If Copenhagen were a person, that person would be generous, beautiful, elderly, but with a flair. A human being that has certain propensities for quarreling, filled with imagination and with appetite for the new and with respect for the old – somebody who takes good care of things and of people. Connie Nielsen
Copenhagen seemed to me like a city of happy people. The calmness is very visible there and the people smile a lot. The places close at 5pm and give plenty time of the day to enjoy life, which is much more than just work. I guess that this happiness comes from the common practice (or rather way of life) called hygge that Danish people seem to be following throughout their lives. Hygge is all about enjoying simple pleasures in life like a walk, spending time with loved ones, cooking dinner or even such a little thing as lighting a candle. Anyway, Copenhagen has been on ‘my list’ for a very long time. Years ago when I still lived in Scotland I thought of taking a little trip to Copenhagen, but always, somehow, warmer places were more tempting, so I would normally chose Spain or Italy over northern Europe. After a very long time of living in a desert of Atacama (by the way, click here to get a free guide to Atacama), where the abundance of heat and sun does not make me deprived of them anymore, Denmark, no matter how windy or rainy it might be, suddenly seemed even more attractive.

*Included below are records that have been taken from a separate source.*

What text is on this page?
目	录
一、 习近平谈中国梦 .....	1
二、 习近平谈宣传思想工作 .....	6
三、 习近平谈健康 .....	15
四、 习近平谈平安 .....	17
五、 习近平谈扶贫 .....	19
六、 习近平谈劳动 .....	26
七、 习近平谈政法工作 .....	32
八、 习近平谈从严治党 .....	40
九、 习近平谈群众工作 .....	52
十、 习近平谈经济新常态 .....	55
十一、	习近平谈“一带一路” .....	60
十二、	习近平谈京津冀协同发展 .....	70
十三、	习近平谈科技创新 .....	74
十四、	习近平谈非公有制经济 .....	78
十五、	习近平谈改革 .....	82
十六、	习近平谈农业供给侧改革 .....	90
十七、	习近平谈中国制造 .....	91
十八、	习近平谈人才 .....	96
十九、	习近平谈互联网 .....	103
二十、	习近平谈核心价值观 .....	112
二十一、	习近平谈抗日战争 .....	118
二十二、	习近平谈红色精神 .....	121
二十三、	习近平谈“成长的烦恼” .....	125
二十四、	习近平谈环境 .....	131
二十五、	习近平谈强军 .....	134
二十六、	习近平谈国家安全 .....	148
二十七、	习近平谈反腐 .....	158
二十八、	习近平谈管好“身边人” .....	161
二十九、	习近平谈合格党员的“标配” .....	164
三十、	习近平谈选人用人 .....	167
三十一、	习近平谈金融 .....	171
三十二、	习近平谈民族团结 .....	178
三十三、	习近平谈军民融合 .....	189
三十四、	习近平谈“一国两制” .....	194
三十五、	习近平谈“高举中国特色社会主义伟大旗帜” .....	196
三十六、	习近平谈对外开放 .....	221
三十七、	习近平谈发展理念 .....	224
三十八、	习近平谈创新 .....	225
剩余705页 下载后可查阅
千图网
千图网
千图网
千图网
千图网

What makes the city a little bit more special is actually hygge. If you have been following me for a while, you probably know that my background is in psychology and mindfulness. For me mindfulness is a big part of traveling as it makes the whole experience even better and hygge is a kind of mindfulness to me. Understanding and appreciating the concept of hygge plays a key role in everyday appreciation of life. If you’d like to learn more about hygge I would like to recommend you this excellent book (aqui en Español), which for sure will be nice lecture during the long autumn evenings. Those evening are however a perfect opportunity to slow down and enjoy little pleasures and the hygge concept would come in handy.
While in Copenhagen we met a few locals that were very helpful and happy to give us some pointers on what to do and where to eat (the ‘where to eat’ was especially useful). Some of the tips are kind of obvious and can be found in a guidebook, but I am sure a few of them not mentioned elsewhere would make the trip even more interesting. I am happy to share these tips with you. Enjoy.
What dishes to try
From what I had eaten (and believe me, it was way too much) in Denmark, I realized that Danish people enjoy simple, home made dishes. The food there is comforting and the portions are big. Here you have a few dishes you should definitely try in Denmark that were suggested to us by a few friendly locals we met in Copenhagen.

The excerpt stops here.